The practice, mentioned in Leviticus and given detail in the ancient text of Jewish law called the Mishna, has the High Priest use lots to select one of two identical he-goats upon which to symbolically place all the sins of the people. The goat is subsequently sent out into the wilderness and pushed backwards over a jagged cliff, becoming dismembered on the way down. The ritual has not been performed since the Second Temple in Jerusalem was destroyed by the Romans in the year 70 CE.

In the absence of the Temple – its site now occupied by the Muslim shrine the Dome of the Rock – and given the impracticalities of obtaining two identical, unblemished, one-year-old male goats on short notice in an urban setting, Mr. Levi will instead fling one of his two one-year-old kittens, Guri and Tuli, off the roof of his sixth-floor walkup and down into the rocky valley along the western approach to the city.

The ritual, known as Azazel, once served as a way for the people to express their desire to distance themselves from sin and devote themselves to God, explained Levi. “One animal was sacrificed on the altar as an expression of our reaffirmed dedication to serving God, while the other, identical goat, another part of ourselves, takes our iniquities away to be banished forever, an expression of our aspiration to rid ourselves of the failings that drive a wedge between us and God.”

Levi will use kittens, specifically, both because of their easy availability – there are thousands of feral cats in his Har Nof neighborhood alone – and because they come closest to evoking the vibe that goats did in the ancient world. “The Hebrew word for ‘goat’ is the same word used for ‘demon,’ and cats are similarly associated with all things dark and evil,” he noted.

On Saturday morning Levi will select which of the two kittens to launch to a grisly death by means of a lottery drawing. He will place two pieces of wood inside a box, pieces of wood identical in every respect but the words written on them: “For the Lord” and “For Azazel,” respectively, in Hebrew text. The term Azazel refers to the high, mighty cliff from which the animal is pushed, he explained.

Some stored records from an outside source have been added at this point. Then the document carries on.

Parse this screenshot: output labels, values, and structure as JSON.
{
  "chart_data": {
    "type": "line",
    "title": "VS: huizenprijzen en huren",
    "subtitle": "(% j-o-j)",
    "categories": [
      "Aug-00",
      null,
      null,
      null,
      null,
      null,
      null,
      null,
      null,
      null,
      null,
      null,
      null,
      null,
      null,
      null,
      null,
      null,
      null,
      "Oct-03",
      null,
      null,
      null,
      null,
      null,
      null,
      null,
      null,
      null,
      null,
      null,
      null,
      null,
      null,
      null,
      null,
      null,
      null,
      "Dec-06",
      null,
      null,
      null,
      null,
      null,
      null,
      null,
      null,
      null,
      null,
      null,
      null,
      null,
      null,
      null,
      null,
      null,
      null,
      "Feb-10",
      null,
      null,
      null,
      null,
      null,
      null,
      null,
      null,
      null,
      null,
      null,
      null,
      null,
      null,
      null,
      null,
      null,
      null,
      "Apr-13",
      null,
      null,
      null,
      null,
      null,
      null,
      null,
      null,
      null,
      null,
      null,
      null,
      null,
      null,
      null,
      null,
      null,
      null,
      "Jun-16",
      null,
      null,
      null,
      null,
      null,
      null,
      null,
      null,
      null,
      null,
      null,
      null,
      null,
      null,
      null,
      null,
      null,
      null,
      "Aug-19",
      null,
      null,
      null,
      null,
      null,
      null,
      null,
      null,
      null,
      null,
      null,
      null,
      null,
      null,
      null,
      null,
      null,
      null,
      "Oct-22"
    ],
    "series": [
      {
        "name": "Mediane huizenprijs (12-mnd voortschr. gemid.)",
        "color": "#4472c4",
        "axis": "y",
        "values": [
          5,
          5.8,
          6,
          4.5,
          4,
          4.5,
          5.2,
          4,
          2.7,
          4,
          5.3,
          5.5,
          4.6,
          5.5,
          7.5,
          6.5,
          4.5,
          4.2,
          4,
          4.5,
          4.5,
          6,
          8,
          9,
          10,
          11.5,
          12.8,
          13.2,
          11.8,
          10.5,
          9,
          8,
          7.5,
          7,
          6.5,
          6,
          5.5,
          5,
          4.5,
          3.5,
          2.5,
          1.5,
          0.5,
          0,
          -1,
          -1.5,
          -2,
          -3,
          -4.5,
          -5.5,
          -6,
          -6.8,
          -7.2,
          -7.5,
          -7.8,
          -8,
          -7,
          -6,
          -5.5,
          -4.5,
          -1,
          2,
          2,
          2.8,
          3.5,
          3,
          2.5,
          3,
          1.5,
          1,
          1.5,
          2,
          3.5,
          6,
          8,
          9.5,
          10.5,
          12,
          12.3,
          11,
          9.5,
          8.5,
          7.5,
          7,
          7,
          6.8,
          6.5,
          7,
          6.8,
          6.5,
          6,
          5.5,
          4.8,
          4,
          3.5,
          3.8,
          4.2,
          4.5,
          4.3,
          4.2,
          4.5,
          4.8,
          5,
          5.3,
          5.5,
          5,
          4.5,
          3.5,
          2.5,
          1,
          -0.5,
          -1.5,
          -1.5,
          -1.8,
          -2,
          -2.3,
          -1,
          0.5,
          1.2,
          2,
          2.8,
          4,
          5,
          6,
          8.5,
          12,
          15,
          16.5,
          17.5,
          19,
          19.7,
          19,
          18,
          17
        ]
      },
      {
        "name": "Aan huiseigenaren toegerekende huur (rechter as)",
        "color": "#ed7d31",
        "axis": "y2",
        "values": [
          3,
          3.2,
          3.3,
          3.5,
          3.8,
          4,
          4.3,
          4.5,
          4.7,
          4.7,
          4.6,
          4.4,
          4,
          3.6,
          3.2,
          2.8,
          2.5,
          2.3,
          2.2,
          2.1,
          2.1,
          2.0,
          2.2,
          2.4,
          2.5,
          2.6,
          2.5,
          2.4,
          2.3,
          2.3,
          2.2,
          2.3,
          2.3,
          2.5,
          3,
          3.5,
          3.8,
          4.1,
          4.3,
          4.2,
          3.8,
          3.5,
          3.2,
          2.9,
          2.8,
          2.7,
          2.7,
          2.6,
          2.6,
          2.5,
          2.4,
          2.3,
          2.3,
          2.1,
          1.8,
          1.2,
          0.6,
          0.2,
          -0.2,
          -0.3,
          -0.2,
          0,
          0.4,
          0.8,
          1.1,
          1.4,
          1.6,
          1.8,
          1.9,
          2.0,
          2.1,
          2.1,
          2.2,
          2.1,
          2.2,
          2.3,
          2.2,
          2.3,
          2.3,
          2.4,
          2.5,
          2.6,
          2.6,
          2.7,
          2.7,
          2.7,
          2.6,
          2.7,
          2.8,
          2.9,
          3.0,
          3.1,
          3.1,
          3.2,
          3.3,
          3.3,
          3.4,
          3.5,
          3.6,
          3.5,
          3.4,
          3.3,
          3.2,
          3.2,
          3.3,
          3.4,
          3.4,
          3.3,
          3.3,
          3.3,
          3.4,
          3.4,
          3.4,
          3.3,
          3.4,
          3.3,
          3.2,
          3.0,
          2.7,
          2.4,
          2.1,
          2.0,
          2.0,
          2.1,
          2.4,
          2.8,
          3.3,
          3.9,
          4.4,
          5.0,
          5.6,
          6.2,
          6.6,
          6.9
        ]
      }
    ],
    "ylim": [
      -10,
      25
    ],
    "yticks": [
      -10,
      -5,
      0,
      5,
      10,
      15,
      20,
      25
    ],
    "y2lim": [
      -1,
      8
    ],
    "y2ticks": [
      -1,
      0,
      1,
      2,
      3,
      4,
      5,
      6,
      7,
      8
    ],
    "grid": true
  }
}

Levi will swiftly pull out the two blocks and immediately assign them without looking, to ensure randomness, to the kittens, one of which will be marked with a red strip of wool to identify it as the Azazel animal. He will march the kitten upstairs onto the roof, and there, between the water-heating solar panels and the neighbors’ satellite TV dish, he will push the animal off.

If the ritual goes as planned, the kitten will travel down the seven stories that account for the height of the building, plus two stories of the hill’s natural severe slope, until impact, where Levi expects the descent to continue for several dozen meters until the animal is torn limb from limb, and atonement achieved.

The Jerusalem native seemed unperturbed by the notion that his intended activity constitutes cruelty to animals, noting that only a few radical activists would object to something that reduced the number of cats in the city. “They’re a plague,” he lamented, comparing the niche feral cats occupy to that of the raccoon in North America.

“I might raise a few eyebrows with the gory way in which I do it,” he conceded, “but this is the Middle East. The brutal slaughter of other creatures is a daily ritual in Syria, Egypt, Iraq, and sometimes Lebanon, so people are basically used to this kind of thing.”